WASHINGTON - A day after being told to park its cars, Uber urged its riders to contact Virginia state officials in support of the mobile-based car service.
In an email to users, Uber urges riders to tweet, email or call Gov. Terry McAuliffe, Attorney General Mark Herring or the Department of Motor Vehicles Commissioner Richard Holcomb to them that riders need the service and the state needs its business.
Uber argues its drivers and cars are safer than the typical taxi because it provides more insurance coverage than required under state taxi rules and that all drivers undergo a background check.
The company provided users with the emails, phone numbers and suggested Twitter language so its customers could share their support.
Thursday, the DMV ordered both Uber and Lyft to stop offering rides in Virginia, saying both had already been penalized for operating illegally.

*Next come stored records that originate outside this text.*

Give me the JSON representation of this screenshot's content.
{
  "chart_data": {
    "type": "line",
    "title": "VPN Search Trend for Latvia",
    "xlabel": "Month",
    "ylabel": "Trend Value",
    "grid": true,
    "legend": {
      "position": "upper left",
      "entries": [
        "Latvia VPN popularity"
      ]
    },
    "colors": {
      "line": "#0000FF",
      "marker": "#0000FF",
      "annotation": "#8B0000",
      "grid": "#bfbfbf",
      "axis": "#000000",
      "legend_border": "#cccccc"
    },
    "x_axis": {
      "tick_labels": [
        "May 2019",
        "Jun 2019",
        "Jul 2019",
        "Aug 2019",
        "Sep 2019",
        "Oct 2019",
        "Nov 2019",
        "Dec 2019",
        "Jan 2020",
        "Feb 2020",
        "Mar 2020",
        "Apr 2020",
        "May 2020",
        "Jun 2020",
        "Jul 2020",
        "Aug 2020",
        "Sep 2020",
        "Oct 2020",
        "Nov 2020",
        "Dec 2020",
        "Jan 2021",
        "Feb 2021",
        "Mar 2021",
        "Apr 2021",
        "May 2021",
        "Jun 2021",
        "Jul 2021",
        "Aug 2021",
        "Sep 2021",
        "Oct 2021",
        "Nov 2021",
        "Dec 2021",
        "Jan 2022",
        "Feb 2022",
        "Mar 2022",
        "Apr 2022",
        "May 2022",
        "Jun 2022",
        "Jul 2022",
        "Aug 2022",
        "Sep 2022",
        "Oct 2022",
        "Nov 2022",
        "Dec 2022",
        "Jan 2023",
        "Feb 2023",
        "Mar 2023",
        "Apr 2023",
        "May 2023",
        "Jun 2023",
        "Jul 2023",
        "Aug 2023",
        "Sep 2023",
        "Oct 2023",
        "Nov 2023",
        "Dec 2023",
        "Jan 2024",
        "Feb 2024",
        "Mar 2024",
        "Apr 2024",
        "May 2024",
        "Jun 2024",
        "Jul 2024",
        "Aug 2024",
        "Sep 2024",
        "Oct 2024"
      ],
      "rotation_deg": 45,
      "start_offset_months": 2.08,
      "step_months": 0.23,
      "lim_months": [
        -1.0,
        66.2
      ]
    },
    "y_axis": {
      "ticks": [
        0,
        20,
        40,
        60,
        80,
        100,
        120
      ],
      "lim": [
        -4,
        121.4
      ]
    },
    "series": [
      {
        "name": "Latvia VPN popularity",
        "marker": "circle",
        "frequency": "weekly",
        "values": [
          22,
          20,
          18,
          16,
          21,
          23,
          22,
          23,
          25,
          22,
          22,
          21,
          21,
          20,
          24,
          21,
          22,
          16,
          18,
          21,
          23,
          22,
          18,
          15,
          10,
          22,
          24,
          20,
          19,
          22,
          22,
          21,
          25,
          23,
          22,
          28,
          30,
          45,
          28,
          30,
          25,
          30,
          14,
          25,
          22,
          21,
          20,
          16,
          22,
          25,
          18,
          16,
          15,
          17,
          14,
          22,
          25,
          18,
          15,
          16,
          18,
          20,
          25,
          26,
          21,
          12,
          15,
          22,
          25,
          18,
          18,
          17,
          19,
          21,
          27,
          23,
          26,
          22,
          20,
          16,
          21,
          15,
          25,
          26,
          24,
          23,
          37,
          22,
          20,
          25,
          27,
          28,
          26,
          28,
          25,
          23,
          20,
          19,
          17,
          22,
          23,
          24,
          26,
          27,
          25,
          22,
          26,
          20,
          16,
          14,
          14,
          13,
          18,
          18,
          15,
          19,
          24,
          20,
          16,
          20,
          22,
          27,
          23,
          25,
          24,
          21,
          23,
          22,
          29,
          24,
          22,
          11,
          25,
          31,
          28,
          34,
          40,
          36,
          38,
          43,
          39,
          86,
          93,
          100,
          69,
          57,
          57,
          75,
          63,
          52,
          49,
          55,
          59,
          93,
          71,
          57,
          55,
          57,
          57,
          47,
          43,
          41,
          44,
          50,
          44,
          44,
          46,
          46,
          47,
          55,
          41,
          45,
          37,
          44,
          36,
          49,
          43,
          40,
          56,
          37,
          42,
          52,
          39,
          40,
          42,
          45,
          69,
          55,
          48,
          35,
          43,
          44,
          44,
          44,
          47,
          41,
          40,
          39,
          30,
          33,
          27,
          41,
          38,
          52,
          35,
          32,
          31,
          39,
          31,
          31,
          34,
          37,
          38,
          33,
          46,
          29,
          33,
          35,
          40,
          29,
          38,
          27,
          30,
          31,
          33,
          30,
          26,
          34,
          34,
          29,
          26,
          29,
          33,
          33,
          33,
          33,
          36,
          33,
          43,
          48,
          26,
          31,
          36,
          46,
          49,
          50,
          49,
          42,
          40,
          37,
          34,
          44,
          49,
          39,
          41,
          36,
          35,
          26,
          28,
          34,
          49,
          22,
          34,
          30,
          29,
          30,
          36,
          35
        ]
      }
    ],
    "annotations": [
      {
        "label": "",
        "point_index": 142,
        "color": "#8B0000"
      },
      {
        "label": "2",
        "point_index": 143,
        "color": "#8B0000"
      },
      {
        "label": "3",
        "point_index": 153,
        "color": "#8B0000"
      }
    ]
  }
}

The DMV urged riders to choose from registered, insured taxi and limo services and encouraged the companies to work on a study reviewing the state's existing transportation service laws.
Both Uber and Lyft say they will continue operating despite the cease and desist orders.
The Taxicab, Limousine & Paratransit Association, an industry trade group, called Uber "arrogant" for ignoring Virginia law.
"Until Uber puts in place full-time, primary commercial automobile liability insurance coverage on every one of its drivers' vehicles, and until they properly fingerprint and background check their drivers through police or FBI databases, they should not be allowed to transport the public," the association said in statement. "The only one keeping Uber out of Virginia is Uber itself, which refuses to comply with the laws governing transportation."